Funny, I’m not prone to disliking all monsters and have worn the badge proudly myself a time or two. However I know that there are some places you should keep free of them and the office of the president of the united states is one of those places. Somebody with half a brain in their skull, half a heart in their chest cavity and a touch more morals than I possess should probably hold down that position. Not THAT thing.
Sigh. Moving on.
The fires all up and down the west coast, especially in this state, have been making the national news again for another uncomfortably long length of time. Here things remain calm but I’ve been following the local and statewide fire updates more intensely than the most avid sports-ball fan. Not for entertainment of course, but because there is now a wildfire “season” each year and it is fucking bananas.
Staying indoors a lot to avoid smoke. Some days it clears up for a bit and we get to let the breeze into the home. Other days we seal the house up and stare out the window into something that sometimes reminds me a little of Stephen King’s The Mist. The sun is still pink at times. The first of this month’s two full moons was pumpkin orange. It’s a bit of a trippy reality.
As for the more positive?
Started a goofy old book about ghosts. Not sure it it is good enough to share the title just yet, but found out that there was a film adaption and a remake of that film in the 80’s so will probably watch those after I finish it. Have a few other books I should dust off and get to as well.
My kids are awesome. It really needs no paragraph, just that.

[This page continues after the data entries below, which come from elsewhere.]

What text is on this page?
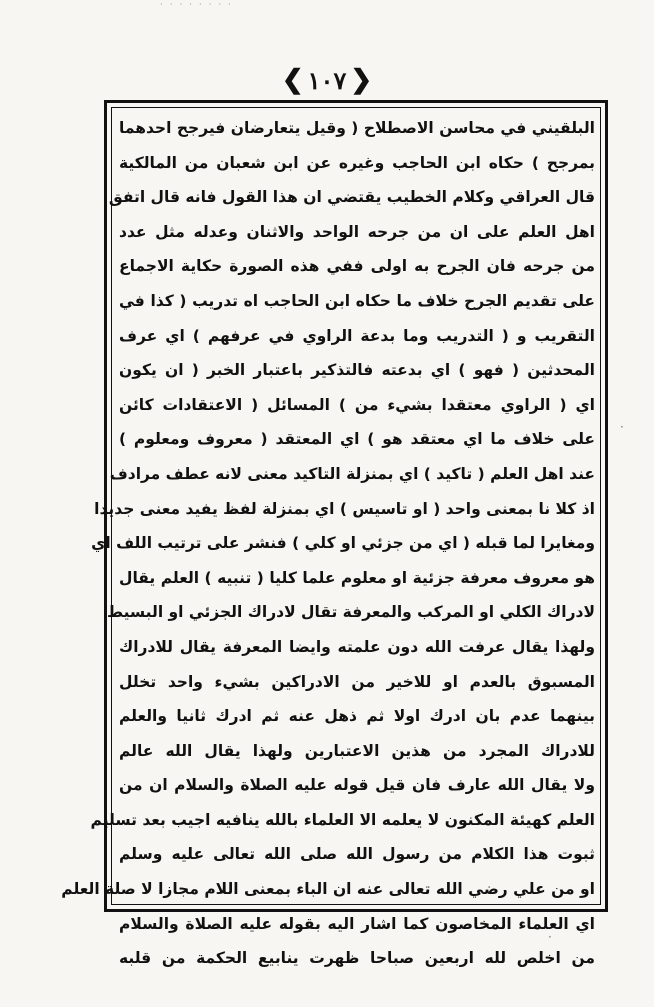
· · · · · · · ·
❮ ١٠٧ ❯
البلقيني في محاسن الاصطلاح ( وقيل يتعارضان فيرجح احدهما
بمرجح ) حكاه ابن الحاجب وغيره عن ابن شعبان من المالكية
قال العراقي وكلام الخطيب يقتضي ان هذا القول فانه قال اتفق
اهل العلم على ان من جرحه الواحد والاثنان وعدله مثل عدد
من جرحه فان الجرح به اولى ففي هذه الصورة حكاية الاجماع
على تقديم الجرح خلاف ما حكاه ابن الحاجب اه تدريب ( كذا في
التقريب و ( التدريب وما بدعة الراوي في عرفهم ) اي عرف
المحدثين ( فهو ) اي بدعته فالتذكير باعتبار الخبر ( ان يكون
اي ( الراوي معتقدا بشيء من ) المسائل ( الاعتقادات كائن
على خلاف ما اي معتقد هو ) اي المعتقد ( معروف ومعلوم )
عند اهل العلم ( تاكيد ) اي بمنزلة التاكيد معنى لانه عطف مرادف
اذ كلا نا بمعنى واحد ( او تاسيس ) اي بمنزلة لفظ يفيد معنى جديدا
ومغايرا لما قبله ( اي من جزئي او كلي ) فنشر على ترتيب اللف اي
هو معروف معرفة جزئية او معلوم علما كليا ( تنبيه ) العلم يقال
لادراك الكلي او المركب والمعرفة تقال لادراك الجزئي او البسيط
ولهذا يقال عرفت الله دون علمته وايضا المعرفة يقال للادراك
المسبوق بالعدم او للاخير من الادراكين بشيء واحد تخلل
بينهما عدم بان ادرك اولا ثم ذهل عنه ثم ادرك ثانيا والعلم
للادراك المجرد من هذين الاعتبارين ولهذا يقال الله عالم
ولا يقال الله عارف فان قيل قوله عليه الصلاة والسلام ان من
العلم كهيئة المكنون لا يعلمه الا العلماء بالله ينافيه اجيب بعد تسليم
ثبوت هذا الكلام من رسول الله صلى الله تعالى عليه وسلم
او من علي رضي الله تعالى عنه ان الباء بمعنى اللام مجازا لا صلة العلم
اي العلماء المخاصون كما اشار اليه بقوله عليه الصلاة والسلام
من اخلص لله اربعين صباحا ظهرت ينابيع الحكمة من قلبه
·
·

I’m getting mildly excited about Halloween. Okay, perhaps more than mildly. It’s hard to say what will change in October though. More dark clothing, spooky witch vibes and regular horror movies? Hell, I was already doing that most days. ;-P I do need to bust out the old decorations and get to it though. It is still the best month even if it does not feel very autumn-like yet.
Its-its ice cream bars are still amazing, even after all of these years.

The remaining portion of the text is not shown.